Os cristãos nascem homens, e humanamente são vítimas da ignorância, a menos que, por felizes circunstâncias, uma educação cuidada, digamos melhor, a menos que a graça de Deus venha tirá-los do estado infeliz em que todos caímos em Adão. A queda, ai de nós, é natural, o reerguer-se é sobrenatural. Reflitamos no estado das populações que permaneceram estranhas ao cristianismo na Ásia, África, Oceania, e teremos uma prova manifesta do que nós dizemos.

* * *

É portanto por uma graça de Deus que as populações cristãs são retiradas da ignorância. O conhecimento de Deus, de nossa criação, de nossa natureza de homens, de nosso fim sobrenatural são luzes muito puras e sobrenaturalmente poderosas para nos retirar da ignorância.

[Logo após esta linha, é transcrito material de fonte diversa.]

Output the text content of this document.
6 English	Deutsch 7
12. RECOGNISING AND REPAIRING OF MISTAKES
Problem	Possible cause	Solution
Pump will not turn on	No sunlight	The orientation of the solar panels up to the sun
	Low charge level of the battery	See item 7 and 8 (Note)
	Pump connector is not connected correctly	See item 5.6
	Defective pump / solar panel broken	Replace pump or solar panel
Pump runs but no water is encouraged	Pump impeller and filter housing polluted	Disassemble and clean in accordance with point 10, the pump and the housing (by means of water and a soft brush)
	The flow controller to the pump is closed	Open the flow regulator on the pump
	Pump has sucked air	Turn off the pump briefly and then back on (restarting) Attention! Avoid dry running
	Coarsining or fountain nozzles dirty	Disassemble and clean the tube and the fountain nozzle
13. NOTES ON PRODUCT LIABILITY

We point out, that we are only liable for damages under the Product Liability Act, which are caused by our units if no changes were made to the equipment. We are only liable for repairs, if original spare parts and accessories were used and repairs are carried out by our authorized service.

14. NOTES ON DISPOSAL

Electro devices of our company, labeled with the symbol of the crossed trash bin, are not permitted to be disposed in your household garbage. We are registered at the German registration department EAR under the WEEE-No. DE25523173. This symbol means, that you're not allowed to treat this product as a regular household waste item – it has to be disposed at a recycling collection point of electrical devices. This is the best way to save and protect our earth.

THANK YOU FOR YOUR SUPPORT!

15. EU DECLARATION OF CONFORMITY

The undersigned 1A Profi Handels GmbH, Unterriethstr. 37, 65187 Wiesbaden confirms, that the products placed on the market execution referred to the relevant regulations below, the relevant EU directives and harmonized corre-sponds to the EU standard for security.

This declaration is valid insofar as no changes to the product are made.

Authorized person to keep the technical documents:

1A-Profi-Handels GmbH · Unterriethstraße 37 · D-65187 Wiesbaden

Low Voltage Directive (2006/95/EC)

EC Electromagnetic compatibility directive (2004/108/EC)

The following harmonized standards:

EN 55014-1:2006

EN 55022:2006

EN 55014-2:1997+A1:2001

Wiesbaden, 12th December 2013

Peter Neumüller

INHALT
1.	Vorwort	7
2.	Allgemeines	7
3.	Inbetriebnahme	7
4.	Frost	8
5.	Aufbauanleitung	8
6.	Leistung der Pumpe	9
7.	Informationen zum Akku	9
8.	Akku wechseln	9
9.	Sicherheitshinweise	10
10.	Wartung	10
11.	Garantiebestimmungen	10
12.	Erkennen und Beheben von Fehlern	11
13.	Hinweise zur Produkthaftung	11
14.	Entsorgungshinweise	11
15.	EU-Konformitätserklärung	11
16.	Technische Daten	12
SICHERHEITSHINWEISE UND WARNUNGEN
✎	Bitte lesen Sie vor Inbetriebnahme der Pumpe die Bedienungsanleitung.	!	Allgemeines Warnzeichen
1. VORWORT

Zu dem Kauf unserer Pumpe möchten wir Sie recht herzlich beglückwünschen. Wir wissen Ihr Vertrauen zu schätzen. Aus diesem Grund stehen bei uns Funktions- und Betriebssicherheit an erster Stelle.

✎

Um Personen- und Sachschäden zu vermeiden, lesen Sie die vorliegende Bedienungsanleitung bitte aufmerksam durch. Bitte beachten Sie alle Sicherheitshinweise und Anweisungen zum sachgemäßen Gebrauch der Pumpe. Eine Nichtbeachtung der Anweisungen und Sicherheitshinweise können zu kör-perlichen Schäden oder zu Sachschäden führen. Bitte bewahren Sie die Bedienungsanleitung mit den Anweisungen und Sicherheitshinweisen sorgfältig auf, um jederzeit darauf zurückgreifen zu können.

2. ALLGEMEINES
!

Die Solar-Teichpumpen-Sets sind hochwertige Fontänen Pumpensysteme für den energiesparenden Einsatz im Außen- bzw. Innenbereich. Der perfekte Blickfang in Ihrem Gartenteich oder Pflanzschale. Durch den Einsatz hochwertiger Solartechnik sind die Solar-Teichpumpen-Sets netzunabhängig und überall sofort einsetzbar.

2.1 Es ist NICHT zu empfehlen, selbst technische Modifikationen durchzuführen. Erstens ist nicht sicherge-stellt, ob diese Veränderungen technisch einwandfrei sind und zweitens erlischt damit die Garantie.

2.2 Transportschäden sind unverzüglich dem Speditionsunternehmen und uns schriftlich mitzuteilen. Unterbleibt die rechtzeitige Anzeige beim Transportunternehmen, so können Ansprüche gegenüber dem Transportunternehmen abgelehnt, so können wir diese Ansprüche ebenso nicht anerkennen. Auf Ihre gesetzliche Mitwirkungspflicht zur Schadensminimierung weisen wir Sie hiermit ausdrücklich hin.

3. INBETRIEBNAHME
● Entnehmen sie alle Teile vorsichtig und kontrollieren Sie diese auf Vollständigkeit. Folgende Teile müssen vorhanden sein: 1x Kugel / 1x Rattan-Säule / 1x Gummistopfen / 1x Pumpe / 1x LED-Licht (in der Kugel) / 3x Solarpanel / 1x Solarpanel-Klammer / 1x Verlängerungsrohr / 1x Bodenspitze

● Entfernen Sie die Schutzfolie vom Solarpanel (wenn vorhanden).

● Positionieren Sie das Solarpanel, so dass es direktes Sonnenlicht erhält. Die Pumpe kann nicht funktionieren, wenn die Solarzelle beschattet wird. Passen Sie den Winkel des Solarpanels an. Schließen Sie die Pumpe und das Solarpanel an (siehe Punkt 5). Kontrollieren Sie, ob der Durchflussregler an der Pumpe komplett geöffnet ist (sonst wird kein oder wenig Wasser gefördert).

A noção de Deus criador e fim supremo da criatura, é o grande instrumento da luz intelectual; é o sol das inteligências. Saber que Deus é a causa primeira de tudo que é; que Ele é nosso fim, especialmente de nós, criaturas inteligentes; eis o princípio verdadeiro da verdadeira luz, a base sólida de toda instrução. Aí temos um ponto de partida assegurado: aí temos o termo obrigatório de nossa existência; e com esses dois dados, que são imensos para nossas inteligências, nós podemos e devemos orientar nossos espíritos, dirigir nossos pensamentos, regular nossas vontades e nossas afeições, ordenar nossa vida de modo a chegar ao fim que Deus nos assinalou.

* * *

Esta é a ciência da vida: a única indispensável, ciência que nenhuma outra pode substituir e que, se necessário, pode dispensar todas as outras.

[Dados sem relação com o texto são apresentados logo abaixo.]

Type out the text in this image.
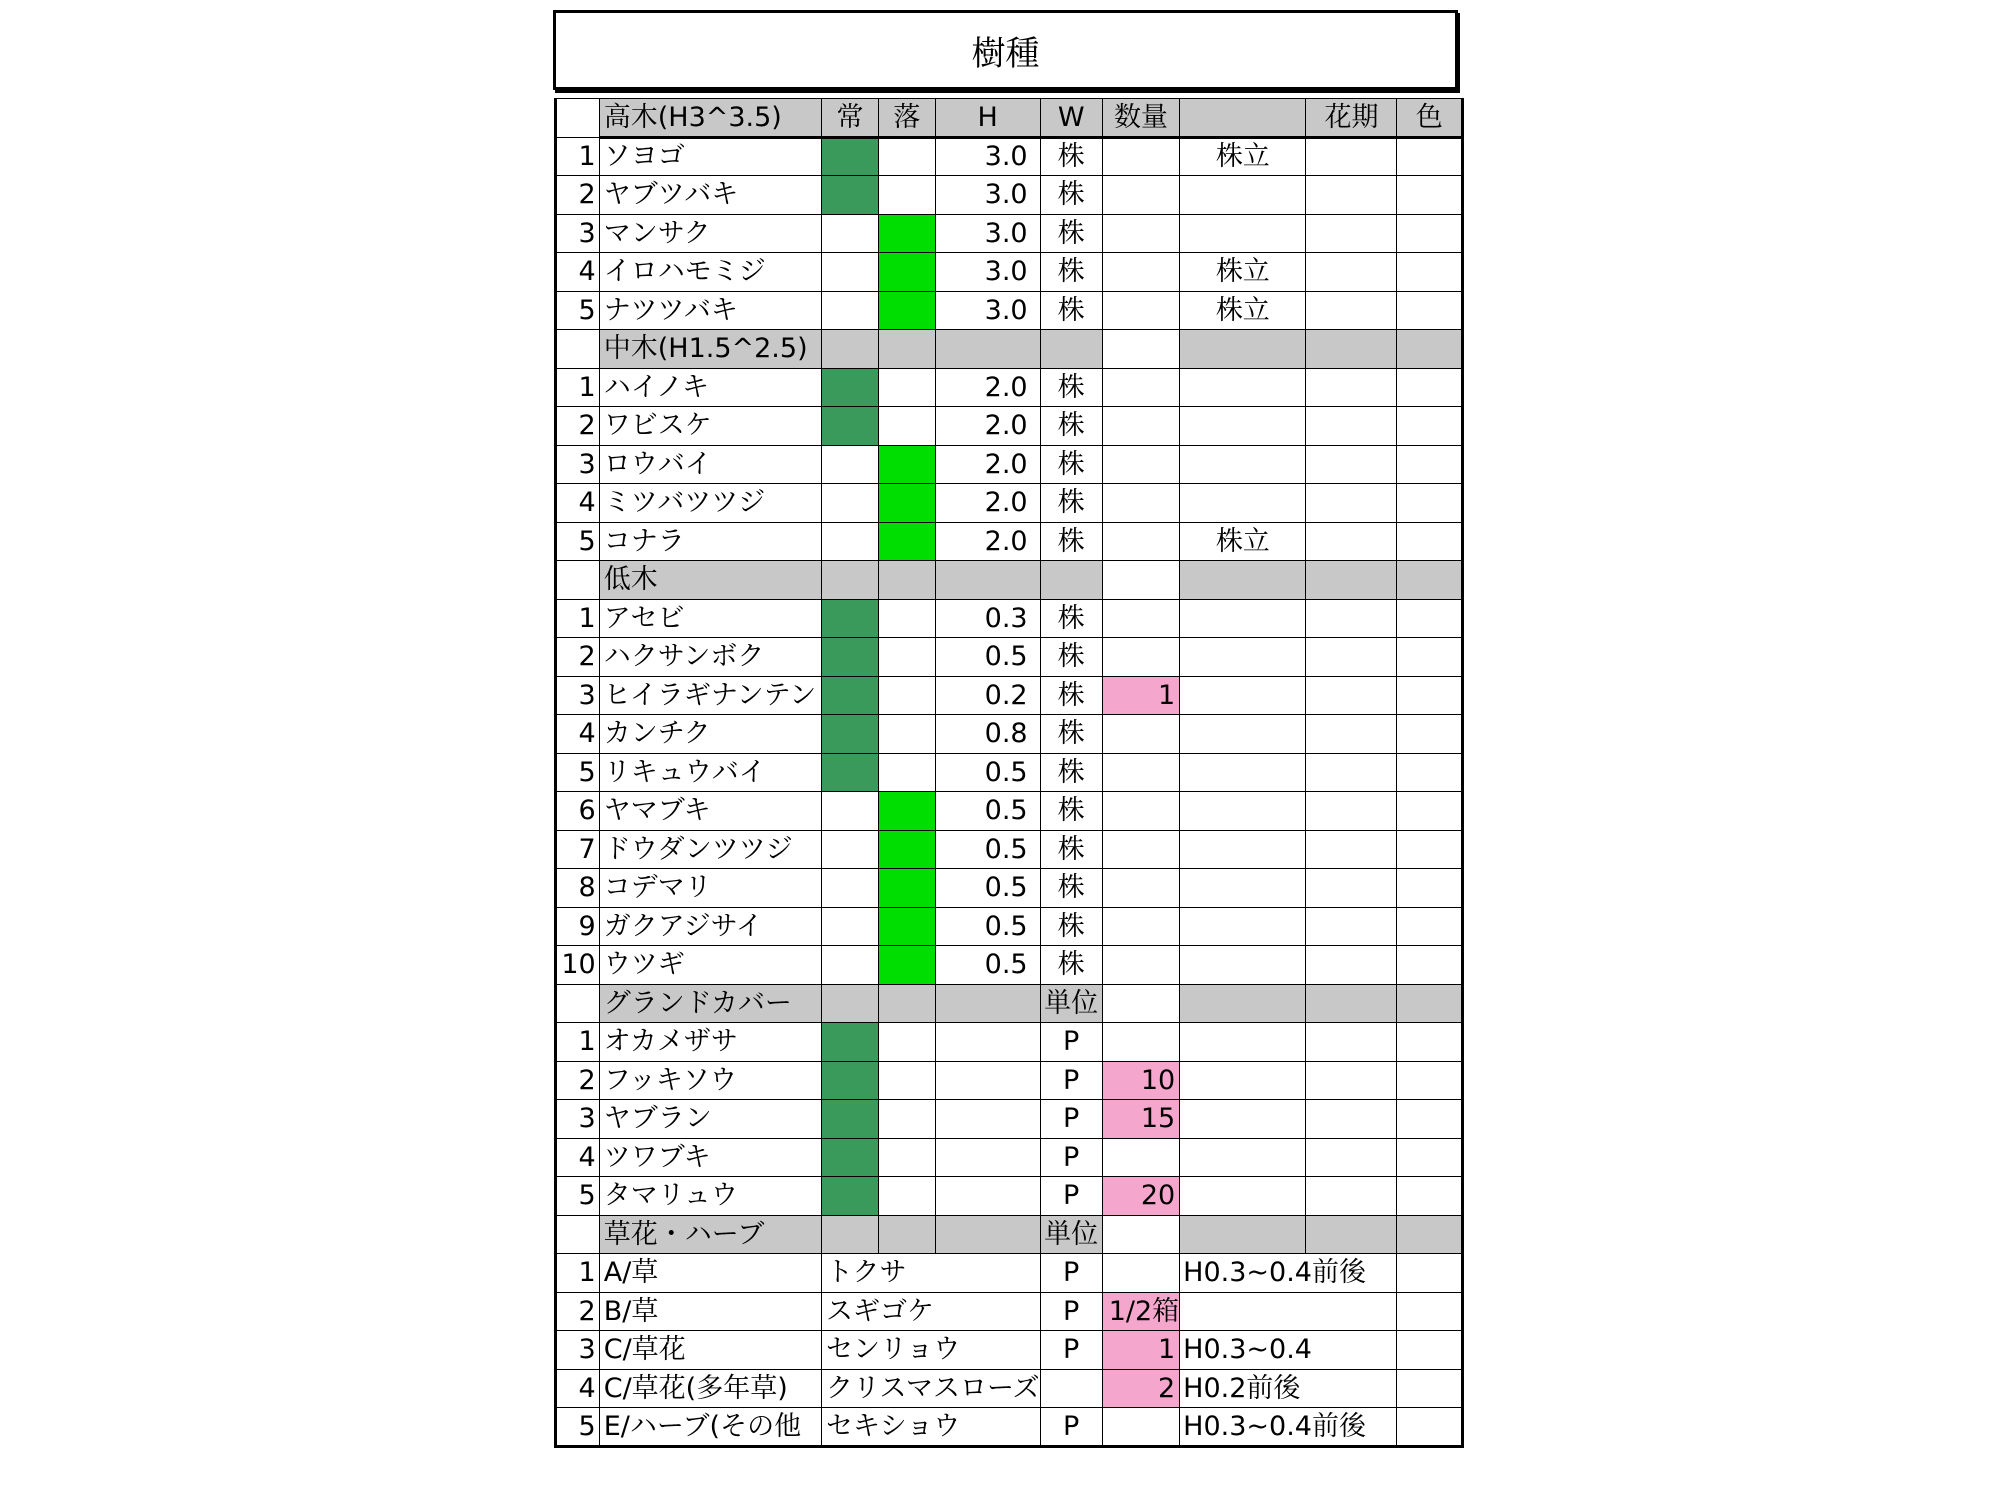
樹種
	高木(H3^3.5)	常	落	H	W	数量		花期	色
1	ソヨゴ			3.0	株		株立		
2	ヤブツバキ			3.0	株				
3	マンサク			3.0	株				
4	イロハモミジ			3.0	株		株立		
5	ナツツバキ			3.0	株		株立		
	中木(H1.5^2.5)								
1	ハイノキ			2.0	株				
2	ワビスケ			2.0	株				
3	ロウバイ			2.0	株				
4	ミツバツツジ			2.0	株				
5	コナラ			2.0	株		株立		
	低木								
1	アセビ			0.3	株				
2	ハクサンボク			0.5	株				
3	ヒイラギナンテン			0.2	株	1			
4	カンチク			0.8	株				
5	リキュウバイ			0.5	株				
6	ヤマブキ			0.5	株				
7	ドウダンツツジ			0.5	株				
8	コデマリ			0.5	株				
9	ガクアジサイ			0.5	株				
10	ウツギ			0.5	株				
	グランドカバー				単位				
1	オカメザサ				P				
2	フッキソウ				P	10			
3	ヤブラン				P	15			
4	ツワブキ				P				
5	タマリュウ				P	20			
	草花・ハーブ				単位				
1	A/草	トクサ			P		H0.3~0.4前後		
2	B/草	スギゴケ			P	1/2箱			
3	C/草花	センリョウ			P	1	H0.3~0.4		
4	C/草花(多年草)	クリスマスローズ				2	H0.2前後		
5	E/ハーブ(その他	セキショウ			P		H0.3~0.4前後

O homem só é verdadeiramente instruído quando sabe regular sua vida e regula-la de modo a atingir seu fim. Os conhecimentos mais profundos, os mais variados, os mais raros, não tiram o homem da ignorância se não o ajudam a atingir seu fim. Também há homens que, sob certos aspectos, são verdadeiros sábios; eles sabem línguas, letras, a história, as ciências; e com tudo isso, não tendo a ciência da vida, são realmente ignorantes, e diante de Deus, o Pai das luzes, estão mergulhados em profundas trevas.

Insensíveis à sua própria infelicidade, não tendo olhos senão para suas luzes particulares que irradiam em algum canto de seus espíritos, aplaudem-se por causa das fracas luzes com que tem alguma claridade e pouco sofrem com as trevas onde os mergulha a ignorância em que estão quanto à ciência da vida. Et in caecitate quam tolerant quase in claritate luminis exultant. (S. Greg., in “Job”).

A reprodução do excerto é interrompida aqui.